10 [июля]. Ветер все тот же. Тоска та же самая. Дождь продолжает омывать новую луну. Такие длинные любезности здесь с ним редко случаются. Я недвижимо пролежал весь день в беседке и слушал однотонную тихую мелодию, производимую мелкими и частыми каплями дождя о деревянную крышу беседки. Принимался несколько раз дремать, но неудачно. Проклятые мухи со всего огорода слетелись в беседку и не дают покоя. Принимался несколько раз строить воздушные замки на своих будущих эстампах акватинта — так же неудачно. «Гензерих» и «Осада Пскова» Брюллова мне особенно не удавались. Нужно избегать на первый раз наготы. Нужен опыт и опыт, а иначе эта очаровательная брюлловская нагота выйдет в эстампе безобразием. Я не желал бы, чтобы мои будущие эстампы были похожи на парижский эстамп акватинта с картины «Последний день Помпеи». Топорный, безобразный эстамп. Поругано, обезображено гениальное произведение.
В таком скверном настроении унывающей души вспомнил я про Umnictwo piękne, Либельта и принялся жевать; жестко, кисло, приторно, — настоящий немецкий суп-вассер. Как, например, человек, так важно трактующий о вдохновении, простосердечно верит, что будто бы Иосиф Вернет [102] велел себя во время бури привязывать на марсах к мачте для полученния вдохновения. Какое мужицкое понятие об этом неизреченном божественном чувстве. И этому верит человек, пишущий эстетику, трактующий об идеальном, возвышенно-прекрасном в духовой природе человека. Нет, и эстетика сегодня мне не далась. Либельт, он только пишет по-польски и чувствует (в чем я сомневаюсь), а думает по-немецки, или, по крайней мере, пропитан немецким идеализмом (бывшим, — не знаю как теперь?). Он смахивает на нашего В. А. Жуковского в прозе. Он также верит в безжизненную прелесть немецкого, тощего и длинного идеала, как и покойный В. А. Жуковский.
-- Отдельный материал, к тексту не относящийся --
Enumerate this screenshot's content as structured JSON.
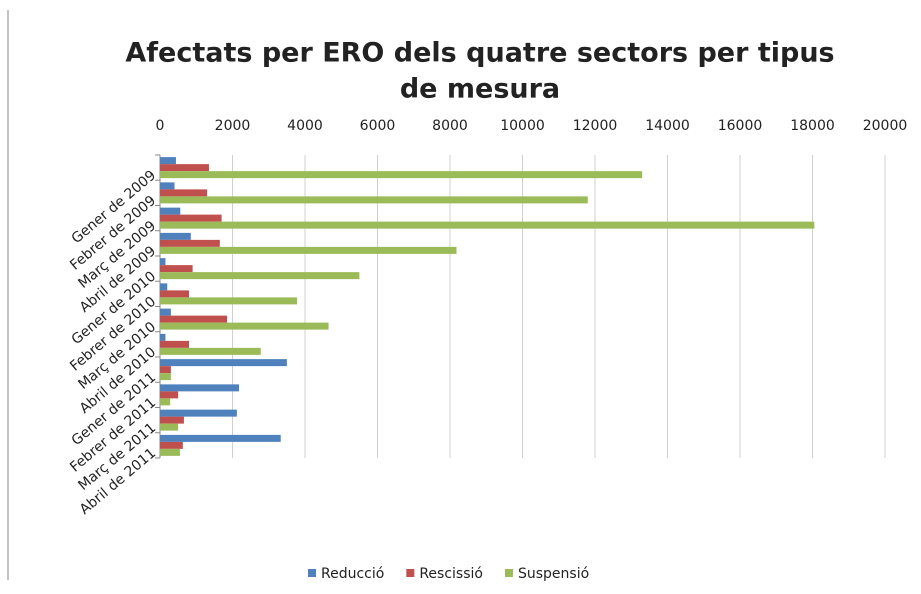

В 1839 году Жуковский, возвратившись из Германии с огромною портфелью, начиненною произведениями Корнелиуса, Гессе и других светил мюнхенской школы живописи, [103] нашел Брюллова произведения слишком материальными, придавляющими к грешной земле божественное выспренное искусство и, обращаясь ко мне и покойному Штернбергу, случившемуся в мастерской Брюллова, предложил зайти к нему полюбоваться и поучиться от великих учителей Германии. [104] Мы не преминули воспользоваться сим счастливым случаем и на другой же день явились в кабинет германофила. Но, боже! что мы увидели в этой огромной, развернувшейся перед нами, портфели длинных безжизненных мадонн, окруженных готическими, тощими херувимами и прочих — настоящих — мучеников и мучеников живого улыбающегося искусства. Увидели Гольбейна, Дюрера, но никак не представителей живописи девятнадцатого века. До какой степени, однакож, помешались эти немецкие идеалисты-живописцы. Они не заметили, что в архитектуре Кленца, [105] для которой они творили свои готические безобразные творения, и тени нет напоминающего готическую архитектуру. Странное, непонятное затмение.